November 17, 2025pubmed logopapers

Authors

Friebe M

Affiliations (1)

  • Faculty of Computer Science, AGH University of Krakow, Healthtech Innovation Laboratory, Kraków, Poland. [email protected].

Abstract

Artificial intelligence (AI) is rapidly transforming diagnostic and interventional radiology, supported by accelerating regulatory approvals and clinical adoption. Despite progress, integration varies across modalities and procedures. This study is a structured narrative review of four representative workflows-MRI and CT screening, coronary stenting, and liver cryoablation-to quantify automation readiness, accuracy gains, and efficiency improvements. The novelty lies in comparing diagnostic and interventional domains to highlight distinct maturity levels and future opportunities for AI-driven workflow optimization and clinical value creation. A structured analysis was performed identifying 43 workflow steps across the four selected procedures. Each step was evaluated for potential automation, accuracy improvement, and ability to provide new clinical insights, considering current availability and projected 2030 maturity. The assessment drew on peer-reviewed literature, FDA approvals, and industry data (2015-2025). A structured taxonomy distinguished between full automation, human-augmented improvements, and novel AI-enabled guidance functions. Diagnostic imaging showed higher maturity than interventional workflows. Currently, 70% of MRI and 64% of CT steps have available AI solutions, compared to 55% in coronary stenting and 36% in liver cryoablation. By 2030, nearly all steps are expected to be AI-supported. AI achieved up to 94% segmentation accuracy, 95% nodule detection sensitivity, 30-75% scan time reductions, and 30-50% faster reporting. Interventional applications improved catheter navigation, probe placement, and ablation success but still required significant human oversight. AI has already demonstrated measurable gains in diagnostic accuracy, efficiency, and workflow standardization.

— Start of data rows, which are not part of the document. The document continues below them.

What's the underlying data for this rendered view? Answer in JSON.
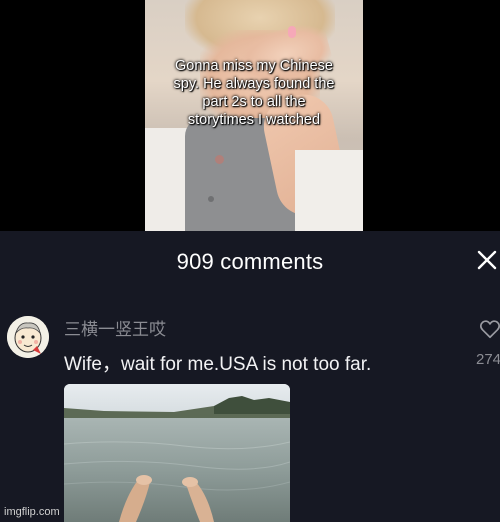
{
  "video": {
    "caption_lines": [
      "Gonna miss my Chinese",
      "spy. He always found the",
      "part 2s to all the",
      "storytimes I watched"
    ]
  },
  "comments_panel": {
    "title": "909 comments",
    "close_icon": "close-icon"
  },
  "comment": {
    "avatar_icon": "cartoon-avatar",
    "username": "三横一竖王哎",
    "text": "Wife，wait for me.USA is not too far.",
    "like_icon": "heart-outline-icon",
    "like_count": "274"
  },
  "watermark": "imgflip.com",
  "colors": {
    "panel_bg": "#161823",
    "username": "#8b8c93",
    "text": "#f2f2f4"
  }
}
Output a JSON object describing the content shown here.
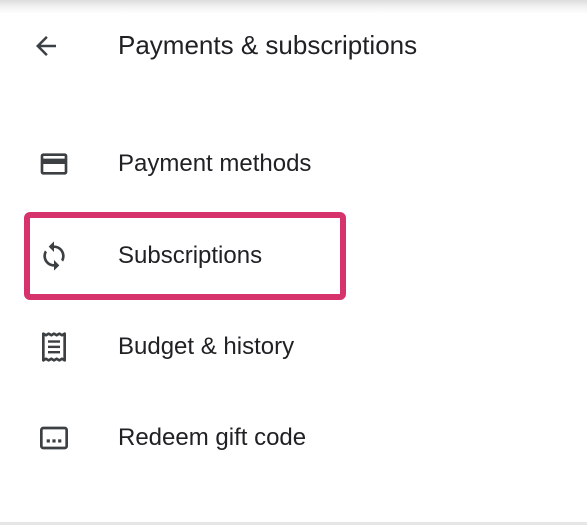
{
  "header": {
    "back_icon": "arrow-back-icon",
    "title": "Payments & subscriptions"
  },
  "menu": {
    "items": [
      {
        "id": "payment-methods",
        "icon": "credit-card-icon",
        "label": "Payment methods"
      },
      {
        "id": "subscriptions",
        "icon": "sync-icon",
        "label": "Subscriptions",
        "highlighted": true
      },
      {
        "id": "budget-history",
        "icon": "receipt-icon",
        "label": "Budget & history"
      },
      {
        "id": "redeem-gift-code",
        "icon": "gift-code-icon",
        "label": "Redeem gift code"
      }
    ]
  },
  "colors": {
    "text": "#202124",
    "icon": "#3c4043",
    "highlight": "#d6336c",
    "background": "#ffffff"
  }
}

Interventional applications are emerging, with future growth expected in guidance, robotics, and real-time optimization. Despite progress, key limitations include algorithm generalizability, clinical interpretability, organizational readiness, and regulatory uncertainty. AI will augment rather than replace human expertise, with collaborative human-AI workflows being essential. Future integration efforts must address interoperability, workforce adaptation, and ethical considerations to ensure safe, equitable, and clinically impactful deployment.